4.5.5 Integrated Curriculum & Academic Teaching
An integrated curriculum is a nontraditional approach to teaching. An integrated curriculum is an interdisciplinary teaching method wherein the academic curriculum is centered on a topic or theme rather than divided into separate subjects.
In this way, traditional subject areas, such as math, English, social studies and science, all are taught together and focused around a specific issue or problem instead of in isolation. This allows students to make connections between different areas as they explore a topic in detail and from a variety of approaches.

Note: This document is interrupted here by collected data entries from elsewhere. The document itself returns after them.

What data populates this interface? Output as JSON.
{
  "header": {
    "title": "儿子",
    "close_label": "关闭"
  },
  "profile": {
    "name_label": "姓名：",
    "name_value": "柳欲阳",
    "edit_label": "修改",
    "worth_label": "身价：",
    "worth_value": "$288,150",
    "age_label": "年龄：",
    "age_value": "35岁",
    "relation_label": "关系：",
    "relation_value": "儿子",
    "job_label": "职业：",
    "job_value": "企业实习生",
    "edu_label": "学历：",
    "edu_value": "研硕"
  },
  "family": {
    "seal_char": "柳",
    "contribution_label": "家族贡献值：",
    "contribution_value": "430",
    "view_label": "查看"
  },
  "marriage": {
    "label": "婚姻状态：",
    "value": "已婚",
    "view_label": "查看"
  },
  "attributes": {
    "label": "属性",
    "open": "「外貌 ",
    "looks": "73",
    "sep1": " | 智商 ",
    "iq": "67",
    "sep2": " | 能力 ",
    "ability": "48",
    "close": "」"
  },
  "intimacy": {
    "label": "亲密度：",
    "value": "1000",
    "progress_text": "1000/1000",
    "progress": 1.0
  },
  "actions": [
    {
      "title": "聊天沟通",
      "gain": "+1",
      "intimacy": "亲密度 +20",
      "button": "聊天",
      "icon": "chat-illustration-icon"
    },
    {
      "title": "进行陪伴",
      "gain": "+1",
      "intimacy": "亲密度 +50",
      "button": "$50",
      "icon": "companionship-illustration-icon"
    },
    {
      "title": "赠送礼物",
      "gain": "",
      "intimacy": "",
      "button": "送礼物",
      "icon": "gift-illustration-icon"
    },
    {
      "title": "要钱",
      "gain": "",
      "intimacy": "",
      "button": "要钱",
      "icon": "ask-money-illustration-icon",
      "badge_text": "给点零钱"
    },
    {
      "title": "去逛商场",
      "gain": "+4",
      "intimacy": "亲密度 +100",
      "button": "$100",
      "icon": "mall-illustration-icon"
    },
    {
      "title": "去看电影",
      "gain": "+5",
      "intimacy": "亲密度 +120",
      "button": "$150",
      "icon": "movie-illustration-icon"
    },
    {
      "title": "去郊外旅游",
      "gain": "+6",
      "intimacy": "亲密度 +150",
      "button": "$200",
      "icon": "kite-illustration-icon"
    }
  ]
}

Goals: Integrated teaching is supposed to allow students to learn how to approach a problem as they might have to in the real world and getting them to consider a single issue from different angles. In this sense, integrated teaching is supposed to foster the skills necessary to turn students into productive and critical thinkers as well as lifelong learners.
Method: An Integrated curriculum emphasizes projects rather than individual, self-sufficient lessons. Students are required to research their topic, therefore forcing them to engage with sources beyond their textbooks.
Students also are encouraged to explore the relationship between concepts from different subject areas and are required to develop their own objectives, standards and time lines. Furthermore, students are asked to consider how the topic extends beyond the classroom into the larger outside world.
Skills: The point of developing and implementing an integrative curriculum is to foster higher-ordered thinking skills.
Students are not expected to merely memorize and regurgitate material, but are instead asked to put what they learn to use and to reflect upon the ways in which they are asked to approach a theme, topic or problem.The focus is for students to develop critical-thinking and problem- solving skills that can be applied both later in their education and their post-academic lives.
Teacher evaluation: One of the primary values of integrative teaching is that it allows teachers to evaluate their students by means other than standardized testing. The teacher still can set goals and apply strict standards, but these standards are not measured by merely testing how much rote information the student has been able to acquire, but rather by evaluating the depth and scope of insight, thoughtfulness and effectiveness with which a student tackles a problem.
School-to-Work: One of the major strengths of the integrative curriculum approach is that it prepares students to think about and struggle with a long-term project the way people in the workplace often have to think about their own projects.
This emphasis helps learners to develop real-world skills for navigating a problem by utilizing a variety of different skills the same way professionals often have to deal with projects.